If any of these things happen, it is sure to increase the need for reverse mortgages in 2018.

5. Baby Boomers Have a Lot of Mortgage Debt

Despite the tremendous housing wealth, today’s older homeowners are trailing previous generations in paying off their mortgages.  Only around 50% of homeowners aged 65-69 were mortgage free in 2015.

Furthermore, evidence suggests that housing debt is straining the retirement finances of many baby boomers.  If you have enough home equity, a reverse mortgage is one way to eliminate ongoing mortgage payments and reduce your financial stress.

6. Unpredictable Economy Means Seniors May Want to Increase Financial Flexibility

With the financial markets at all time highs…  Many retirees are looking for flexibility in case stocks crash.

Getting a reverse mortgage is one way to increase your financial options.  Instead of simply being able to earn money or withdraw from existing savings, a reverse mortgage gives you another financial resource — you can  “withdraw” from your home equity.

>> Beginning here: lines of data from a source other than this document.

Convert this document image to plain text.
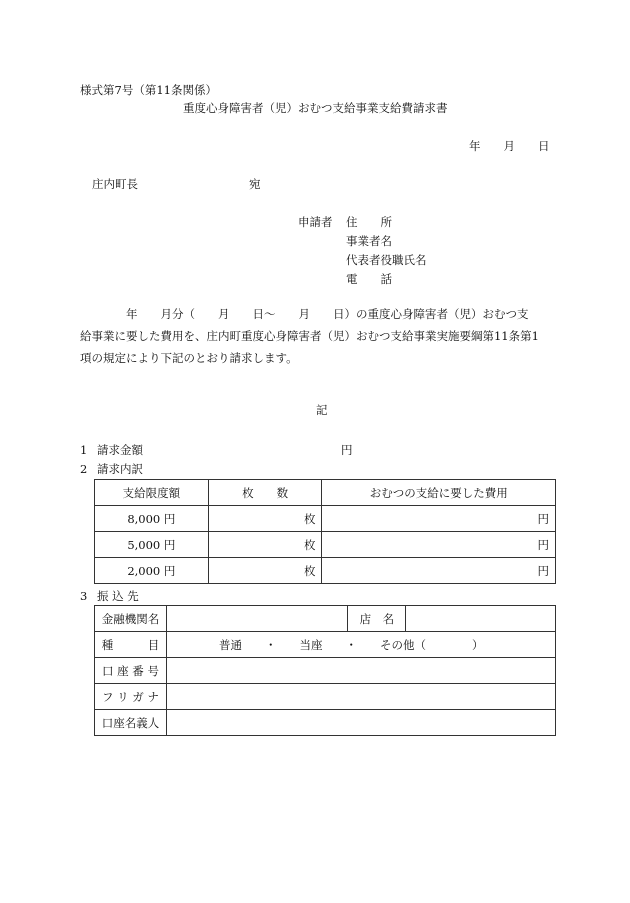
様式第7号（第11条関係）
重度心身障害者（児）おむつ支給事業支給費請求書
年　　月　　日
庄内町長	宛
申請者 住　　所
事業者名
代表者役職氏名
電　　話
　　　　年　　月分（　　月　　日〜　　月　　日）の重度心身障害者（児）おむつ支
給事業に要した費用を、庄内町重度心身障害者（児）おむつ支給事業実施要綱第11条第1
項の規定により下記のとおり請求します。
記
1 請求金額	円
2 請求内訳
支給限度額	枚　　数	おむつの支給に要した費用
8,000 円	枚	円
5,000 円	枚	円
2,000 円	枚	円
3 振 込 先
金融機関名		店　名	
種　　　目	普通　　・　　当座　　・　　その他（　　　　）		
口 座 番 号			
フ リ ガ ナ			
口座名義人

It may also act as a buffer for bad investment returns.

Now is a Good Time to Assess if a Reverse Mortgage is Right for You

Getting a reverse mortgage now can be an excellent way to protect yourself from unpredictability.  Best of all, if you qualify for a line of credit, then you can minimize the costs of this loan since you do not pay interest on the money in the line of credit, but it is available for you to withdraw if you need it.